Each `human heart` (person) in a blended family will have, from time to time, a person in their new family with whom they will be upset, hurt by, even angry for some reason, whether justified or often not.It is often common when a child in new blended family thinks of a non-biological parent (step-parent) as `hating them`, or `being unfair` or even using those famous words 'you`re not my Mom/Dad!'.


It also could be a situation where one `ex` works to undermine a relationship with a bio child, or `reaches into` the new blended families home with comments about the home, the new marriage, or most serious of all, manipulating the minds of a child about your new spouse or family situation.

Could also be a `child` lashing out in a disrespectful moment, an `ex` trying to steal a special time with a child, or the new spouse rising up in anger in front of the children... are all moments where trouble may brew situations arise are all sadly common and damage the new family.

Clearly we all experience these in blended families. Commonly our human weakness is to blame, point the finger at someone, speak ill of them, throw up our hands and say `I quit`, or even saying things that can`t be taken back...all common or natural human reactions.

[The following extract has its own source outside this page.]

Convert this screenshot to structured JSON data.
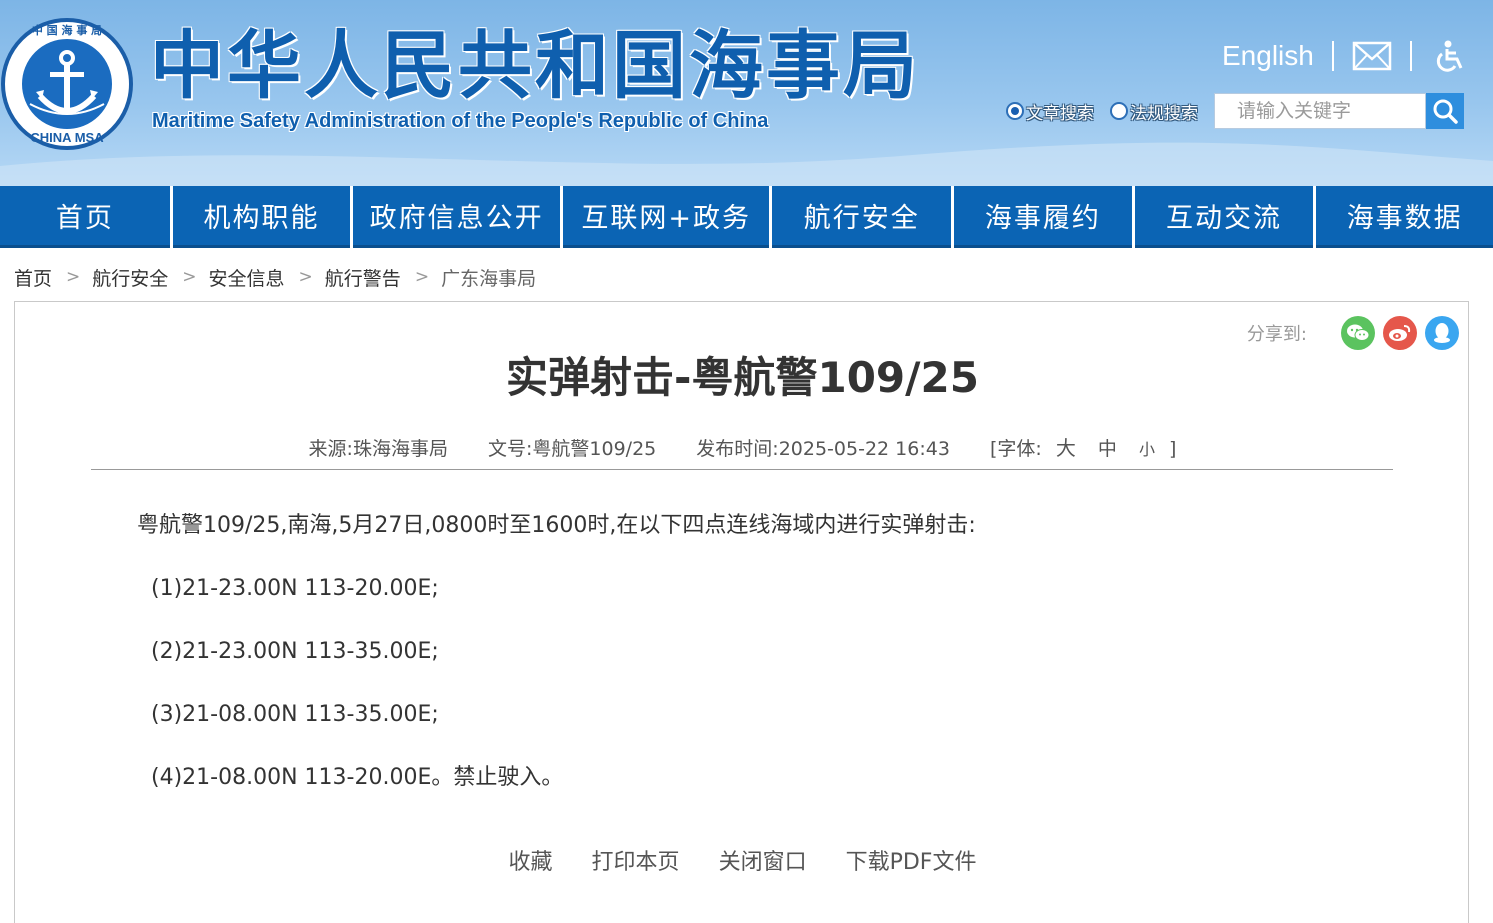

If this is you as an adult or child...don`t beat yourself up... you have about 120 million fellow Americans in the same situation and slipping up the same as you. :-) A Pastor / Author / Conference Speaker close friend and colleague, Dr. Dan Erickson http://www.greateryes.com
once shared with us one of the most powerful comments as to these situations.

"See them as Christ would see them."

Powerful words. Think on this. If we could view the situation, or the `human heart`, as Christ does as He looks down upon us from Heaven...might we pause...feel sorry and hurt for the person acting out or spewing hurtful words?

Might our new 'Christ-like' perspective cause us to act, speak and behave differently? If we could see these situations as God does, those hurtful words, comments or actions might be viewed as stemming from some wound deep in the heart.

Pray and ask God to give us 'new eyes that see' and `new ears that hear` the real situation inside the heart of the other...and not just their outward behavior. Blended families face challenges often because of mis-interpretation of a look or a word.

God knows the truth. We believe families can grow to be `bonded` if they `look up` and `trust` in a God who can handle all situations, overcome common barriers, climb most of the mountains and slay all the giants.

It is not easy always, but only through God can a step-family go from `broken to blended to Bonded`.

At The Bonded Family http://www.thebondedfamily.com/ we work with individuals and families and see hundreds of situations like this every year.

We always stop, pray, ponder and ask God to let us 'see with new eyes' to help the family work through the dynamic relationship world of blended families.